Beyond generating structures, applications are expected to include the development of research tools and resources that help the broader field further characterize and validate the protein species being studied. This can include, for example, methods, reagents, standards, workflows, analytical pipelines, or other enabling resources that improve confidence in what protein species are present, how they differ across sources or disease subtypes, and how reliably they can be detected or reproduced. The intent is not only to produce one-off structural snapshots, but to strengthen the foundation of tools and shared capabilities needed to rigorously define ADRD proteinopathies and compare results across studies.

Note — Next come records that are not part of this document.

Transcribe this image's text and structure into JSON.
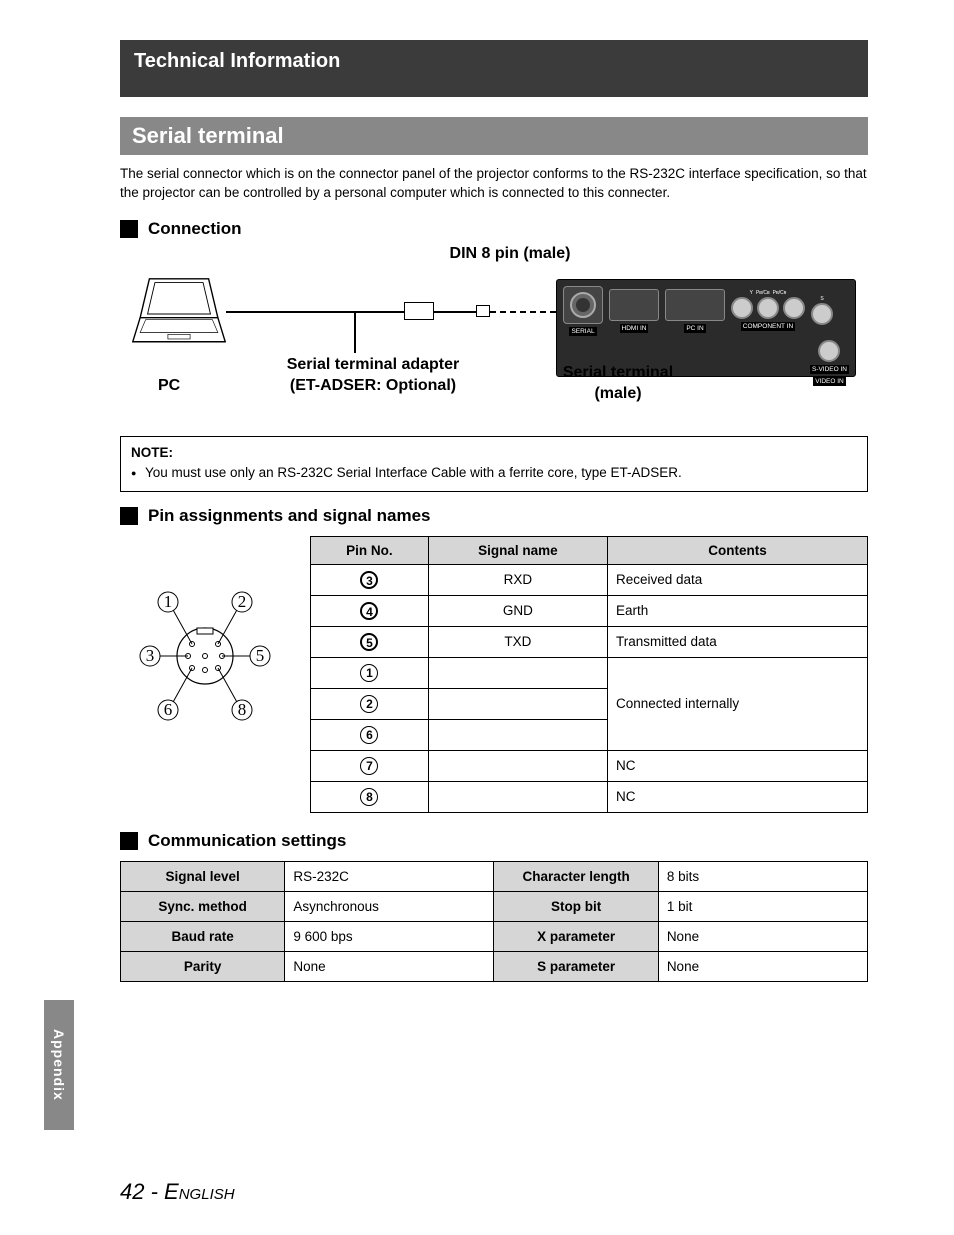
{
  "header": {
    "title": "Technical Information"
  },
  "section": {
    "title": "Serial terminal"
  },
  "intro": "The serial connector which is on the connector panel of the projector conforms to the RS-232C interface specification, so that the projector can be controlled by a personal computer which is connected to this connecter.",
  "sub_connection": "Connection",
  "diagram": {
    "din_label": "DIN 8 pin (male)",
    "pc_label": "PC",
    "adapter_label_l1": "Serial terminal adapter",
    "adapter_label_l2": "(ET-ADSER: Optional)",
    "serial_term_l1": "Serial terminal",
    "serial_term_l2": "(male)",
    "ports": {
      "serial": "SERIAL",
      "hdmi": "HDMI IN",
      "pcin": "PC IN",
      "component": "COMPONENT IN",
      "svideo": "S-VIDEO IN",
      "video": "VIDEO IN",
      "y": "Y",
      "pb": "Pʙ/Cʙ",
      "pr": "Pʀ/Cʀ",
      "s": "S"
    }
  },
  "note": {
    "title": "NOTE:",
    "item": "You must use only an RS-232C Serial Interface Cable with a ferrite core, type ET-ADSER."
  },
  "sub_pins": "Pin assignments and signal names",
  "pin_table": {
    "headers": {
      "pin": "Pin No.",
      "signal": "Signal name",
      "contents": "Contents"
    },
    "rows": [
      {
        "pin": "3",
        "signal": "RXD",
        "contents": "Received data"
      },
      {
        "pin": "4",
        "signal": "GND",
        "contents": "Earth"
      },
      {
        "pin": "5",
        "signal": "TXD",
        "contents": "Transmitted data"
      },
      {
        "pin": "1",
        "signal": "",
        "contents": "Connected internally"
      },
      {
        "pin": "2",
        "signal": "",
        "contents": ""
      },
      {
        "pin": "6",
        "signal": "",
        "contents": ""
      },
      {
        "pin": "7",
        "signal": "",
        "contents": "NC"
      },
      {
        "pin": "8",
        "signal": "",
        "contents": "NC"
      }
    ]
  },
  "pin_diagram_labels": [
    "1",
    "2",
    "3",
    "5",
    "6",
    "8"
  ],
  "sub_comm": "Communication settings",
  "comm_table": [
    {
      "label1": "Signal level",
      "val1": "RS-232C",
      "label2": "Character length",
      "val2": "8 bits"
    },
    {
      "label1": "Sync. method",
      "val1": "Asynchronous",
      "label2": "Stop bit",
      "val2": "1 bit"
    },
    {
      "label1": "Baud rate",
      "val1": "9 600 bps",
      "label2": "X parameter",
      "val2": "None"
    },
    {
      "label1": "Parity",
      "val1": "None",
      "label2": "S parameter",
      "val2": "None"
    }
  ],
  "appendix_tab": "Appendix",
  "footer": {
    "page": "42",
    "sep": " - ",
    "lang": "English"
  }
}
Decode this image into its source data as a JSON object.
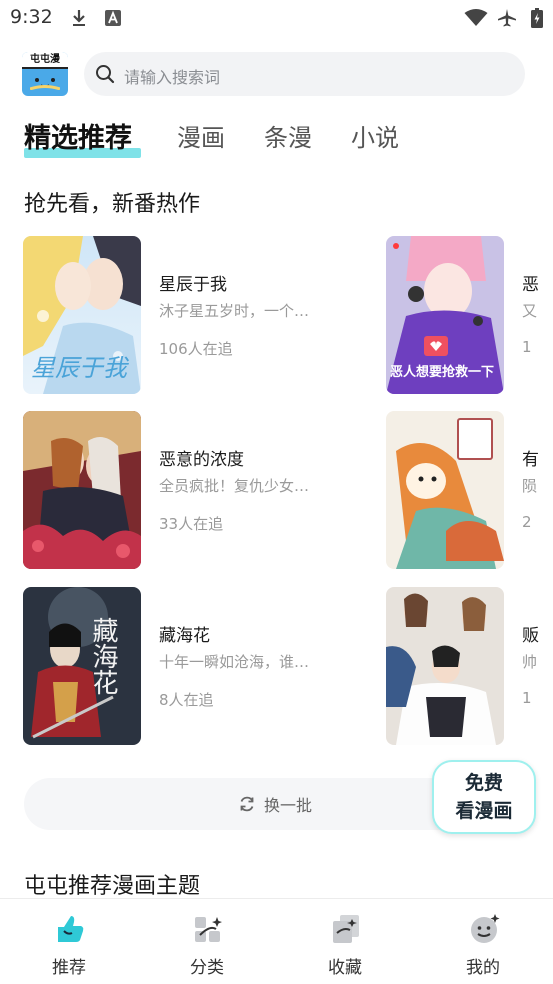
{
  "status_bar": {
    "time": "9:32",
    "icons": [
      "download-icon",
      "a-box-icon",
      "wifi-icon",
      "airplane-icon",
      "battery-icon"
    ]
  },
  "header": {
    "logo_text": "屯屯漫",
    "search_placeholder": "请输入搜索词"
  },
  "tabs": [
    {
      "label": "精选推荐",
      "active": true
    },
    {
      "label": "漫画",
      "active": false
    },
    {
      "label": "条漫",
      "active": false
    },
    {
      "label": "小说",
      "active": false
    }
  ],
  "section": {
    "title": "抢先看，新番热作"
  },
  "comics_left": [
    {
      "title": "星辰于我",
      "desc": "沐子星五岁时，一个…",
      "follow": "106人在追",
      "cover_text": "星辰于我"
    },
    {
      "title": "恶意的浓度",
      "desc": "全员疯批！复仇少女…",
      "follow": "33人在追",
      "cover_text": ""
    },
    {
      "title": "藏海花",
      "desc": "十年一瞬如沧海，谁…",
      "follow": "8人在追",
      "cover_text": "藏海花"
    }
  ],
  "comics_right": [
    {
      "title": "恶",
      "desc": "又",
      "follow": "1",
      "cover_text": "恶人想要抢救一下"
    },
    {
      "title": "有",
      "desc": "陨",
      "follow": "2",
      "cover_text": ""
    },
    {
      "title": "贩",
      "desc": "帅",
      "follow": "1",
      "cover_text": ""
    }
  ],
  "refresh": {
    "label": "换一批"
  },
  "free_badge": {
    "line1": "免费",
    "line2": "看漫画"
  },
  "recommend": {
    "title": "屯屯推荐漫画主题"
  },
  "bottom_nav": [
    {
      "label": "推荐",
      "icon": "recommend-icon",
      "active": true
    },
    {
      "label": "分类",
      "icon": "category-icon",
      "active": false
    },
    {
      "label": "收藏",
      "icon": "favorites-icon",
      "active": false
    },
    {
      "label": "我的",
      "icon": "profile-icon",
      "active": false
    }
  ],
  "colors": {
    "accent": "#7fe2e8",
    "search_bg": "#f2f3f5",
    "muted_text": "#9a9a9a",
    "nav_active": "#2fc9d6"
  }
}
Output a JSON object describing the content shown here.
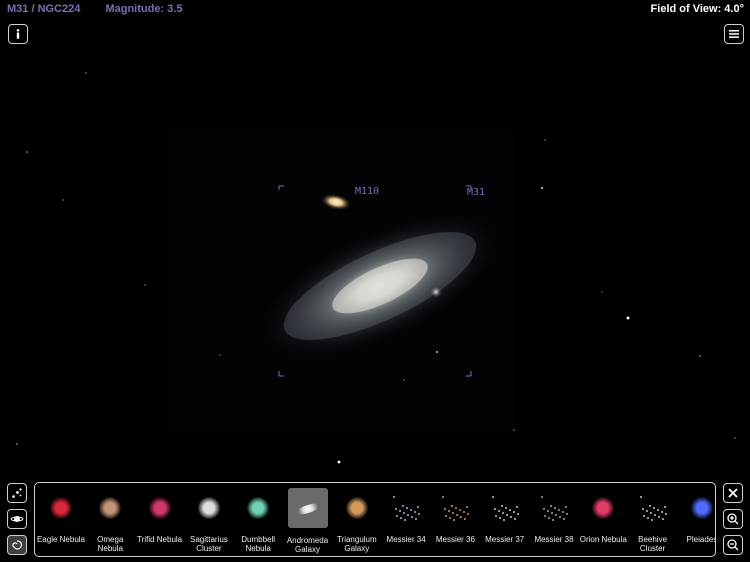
{
  "header": {
    "object_id": "M31 / NGC224",
    "magnitude": "Magnitude: 3.5",
    "field_of_view": "Field of View: 4.0°"
  },
  "sky_labels": {
    "m110": "M110",
    "m31": "M31"
  },
  "toolbar": {
    "info_icon": "info-icon",
    "menu_icon": "list-menu-icon",
    "left_buttons": [
      "star-cluster-icon",
      "planet-icon",
      "galaxy-icon"
    ],
    "right_buttons": [
      "close-icon",
      "zoom-in-icon",
      "zoom-out-icon"
    ]
  },
  "tray": {
    "items": [
      {
        "label": "Eagle Nebula",
        "color": "#d8283c"
      },
      {
        "label": "Omega Nebula",
        "color": "#c59377"
      },
      {
        "label": "Trifid Nebula",
        "color": "#d2386a"
      },
      {
        "label": "Sagittarius Cluster",
        "color": "#dddddd"
      },
      {
        "label": "Dumbbell Nebula",
        "color": "#6fd3b7"
      },
      {
        "label": "Andromeda Galaxy",
        "color": "#ffffff",
        "selected": true
      },
      {
        "label": "Triangulum Galaxy",
        "color": "#d59a5b"
      },
      {
        "label": "Messier 34",
        "color": "#b9c5ff"
      },
      {
        "label": "Messier 36",
        "color": "#d6a38a"
      },
      {
        "label": "Messier 37",
        "color": "#dcdcdc"
      },
      {
        "label": "Messier 38",
        "color": "#b7b7b7"
      },
      {
        "label": "Orion Nebula",
        "color": "#e43a68"
      },
      {
        "label": "Beehive Cluster",
        "color": "#dfdfdf"
      },
      {
        "label": "Pleiades",
        "color": "#4e6bff"
      }
    ]
  },
  "colors": {
    "accent": "#7d6fb3",
    "border": "#cfcfcf",
    "background": "#000000"
  }
}
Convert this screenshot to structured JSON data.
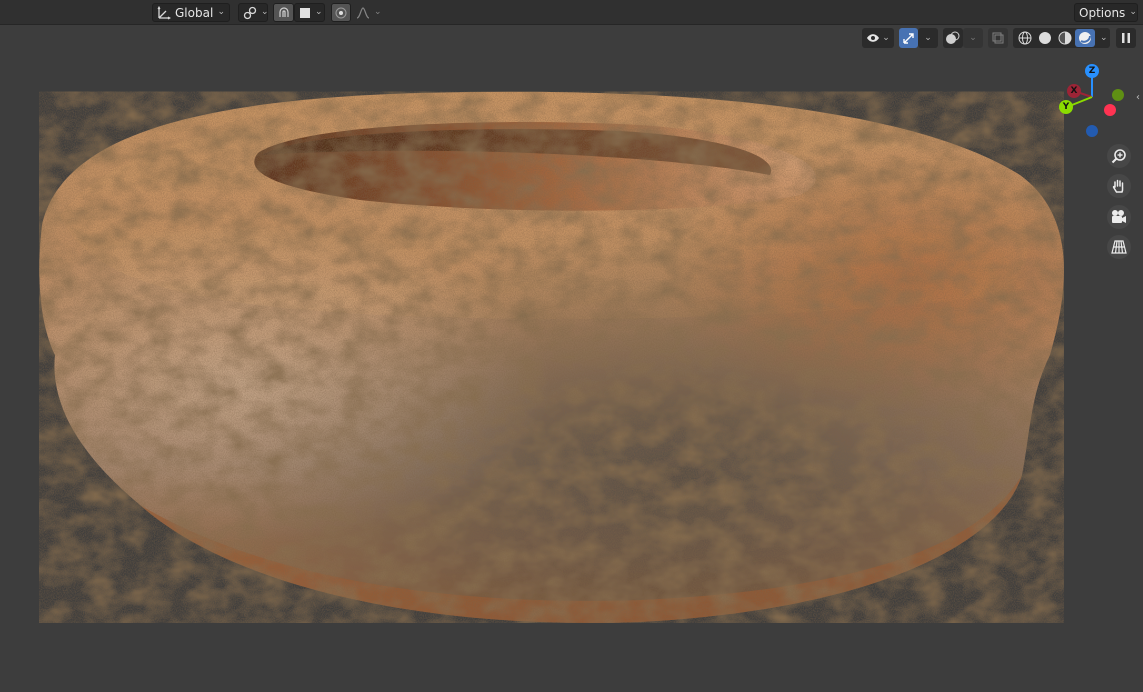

The FOA explicitly ties its motivation to the Alzheimer’s Disease Related Dementias challenges described in the 2019 update to the National Plan to Address Alzheimer’s Disease, signaling alignment with national priorities to accelerate progress on non-Alzheimer’s dementias and mixed pathologies. The award mechanism is an NIH R01 research grant, and it is labeled “Clinical Trial Not Allowed,” meaning the proposed research must not include prospective assignment of human participants to interventions to assess health-related outcomes. The funding activity category is Health, and the CFDA numbers listed are 93.853 and 93.866.
Eligibility is broad and includes many types of U.S. organizations and institutions: state, county, and local governments; special district governments; independent school districts; public and state-controlled institutions of higher education; private institutions of higher education; federally recognized Native American tribal governments; tribal organizations that are not federally recognized; public housing authorities/Indian housing authorities; nonprofits with or without 501(c)(3) status (as long as they are not institutions of higher education in that specific category); for-profit organizations other than small businesses; and small businesses. The announcement also highlights additional eligible applicant types such as Alaska Native and Native Hawaiian Serving Institutions, AANAPISI institutions, Hispanic-serving institutions, HBCUs, tribally controlled colleges and universities, faith-based or community-based organizations, eligible federal agencies, regional organizations, U.S. territories or possessions, and non-U.S. entities (foreign organizations), reflecting an openness to a wide range of research environments and collaborations.
Key administrative details from the source include the NIH as the funding agency, the opportunity category as discretionary, the funding instrument as a grant, and an original closing date of 2022-10-07 (noting this is the date provided in the source data). The award ceiling and expected number of awards were not specified in the provided excerpt. Overall, the opportunity is designed to push the field toward more precise, validated, and broadly usable structural definitions of ADRD-related pathogenic protein species using cryo-EM and cryo-ET, while also building practical tools and resources that make those discoveries reproducible and actionable for the wider research community.Apply for PAR 22 208
- The National Institutes of Health in the health sector is offering a public funding opportunity titled "Structural Biology of Alzheimer's Disease Related Dementias (ADRDs) Proteinopathies (R01 Clinical Trial Not Allowed)" and is now available to receive applicants.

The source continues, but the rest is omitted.